Red Bull driver Max Verstappen has received a flurry of criticism from the Formula One world, including legendary driver Niki Lauda who asked him to consult a psychiatrist after the teenage driver was involved in a three-car collision in last week's Belgian Grand Prix.
Although the Mercedes non-executive chairman described Verstappen as the 'talent of the century', he said the teenager needs to realise that his race was above the limits.
“Drivers mustn’t put each other in danger unnecessarily,” Lauda told German television after the race.
“He went way over the limit when he didn’t need to. The boy lacks the insight to see he has made a mistake.”
Lauda also told Luxembourg's RTL network: "Kimi's criticism was fully justified, and he (Max) needs a psychiatrist if he says it was Kimi's fault.
"The young man is a talent of the century, but if he has no understanding of doing something wrong, I'll talk to his father Jos and tell him to speak with his boy. It was well above the limit."

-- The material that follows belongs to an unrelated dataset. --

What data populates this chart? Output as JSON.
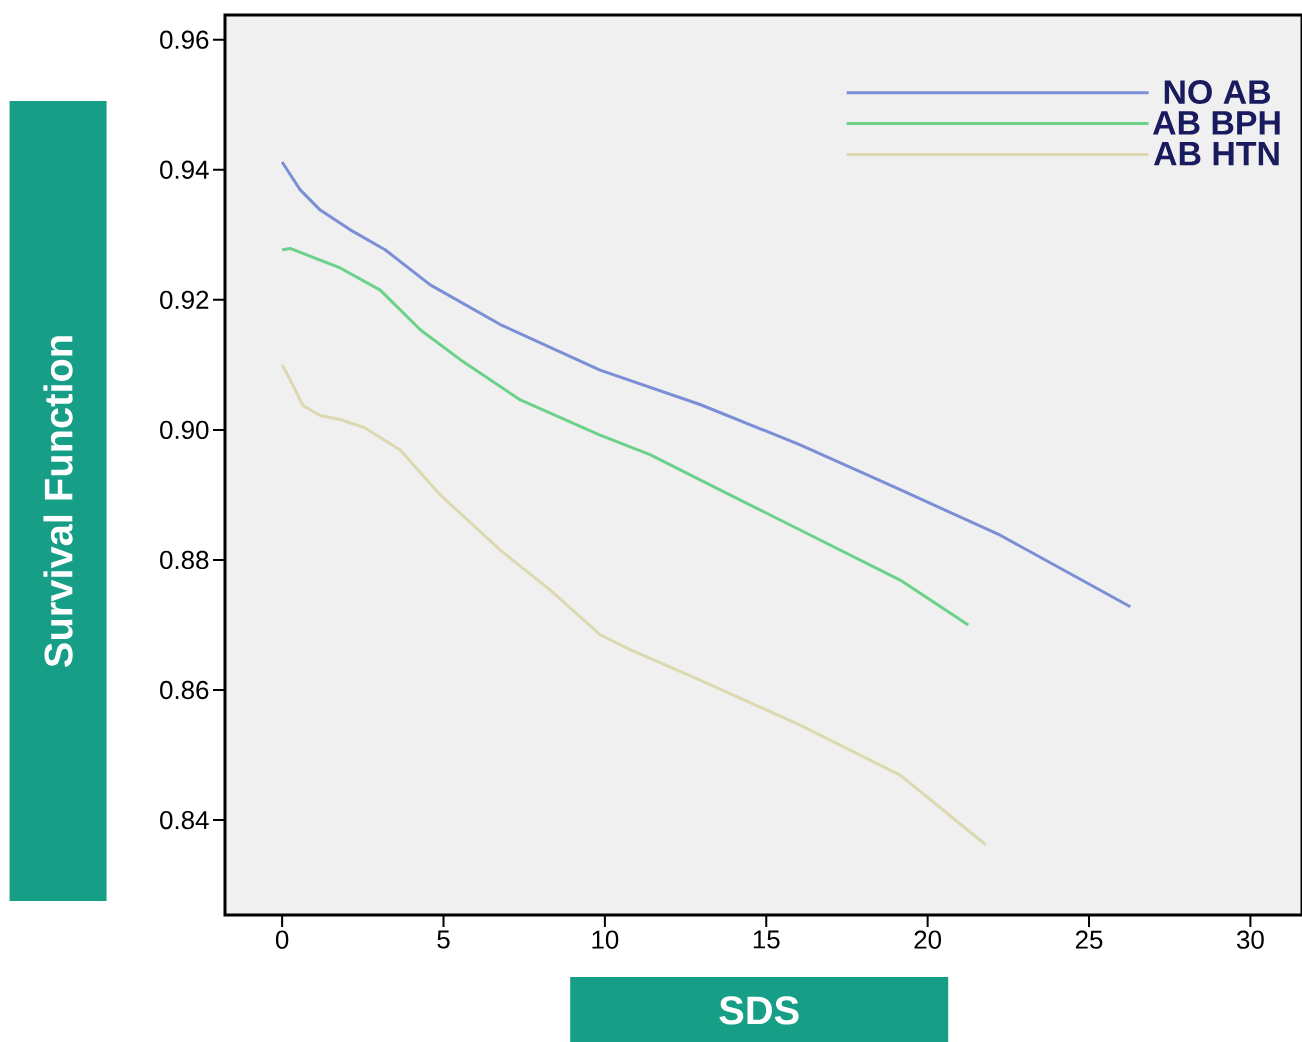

The 18-year-old tangled with both Ferraris at the start of the Belgium race before clashing with the cars later to make a disappointing 11th-place finish.
Ferrari's Kimi Raikkonen said that he was absolutely fine with hard racing, but insisted that what Verstappen had been doing during the race was not correct.
Verstappen was leapfrogged by Raikkonen and Sebastian Vettel off the line but attempted to make the places up on a tight first corner only for the three cars to collide.
"I think it was a very bold move trying to recover those two places in one corner diving down the inside," said German Vettel who was on the outside and collided with Raikkonen before the Finn and Verstappen's Red Bull made contact.
All three were forced to pit with damage to their cars, Raikkonen nearly losing a lap as mechanics rushed to extinguish flames emerging from beneath his Ferrari.
Raikkonen and Verstappen clashed twice more later in the race, including another collision, and the Finn was more upset about the Red Bull driver changing direction at high-speed as he chased him down the flat-out Kemmel straight.
"If I would not have braked we would have had a massive accident," said Raikkonen who criticised Verstappen over the radio during the race.
"I'm sure it will happen sooner or later if this doesn't change."
Vettel also admitted that the criticism against the Red Bull driver was justified while requesting everyone to not make it into a big issue.
The four-time world champion, however, said that some of Verstappen's manoeuvres especially during braking were not correct.
Mercedes boss Toto Wolff also could not stop himself commenting on the teenage driver.
He said that he was fond of Verstappen's aggression, comparing the impression that Verstappen was leaving on his rivals as `reminiscent of Hamilton or Ayrton Senna`.
However, Wolff added that Verstappen needs to undergo a driver briefing at Monza as he is equally a dangerous driver as well.
On the other hand, Red Bull chief Christian Horner came in defence of his driver, saying that Verstappen might have gone to the limit, but the stewards saw no reason to initiate an investigation against him.
Verstappen has impressed with his racecraft and overtaking skills but his driving has at times been called a bit too aggressive, especially in last month's Hungarian Grand Prix where he also clashed with Raikkonen.
"I'm just defending my position and if somebody doesn't like it, it's his own problem," added Verstappen who was fastest on the opening day of practice.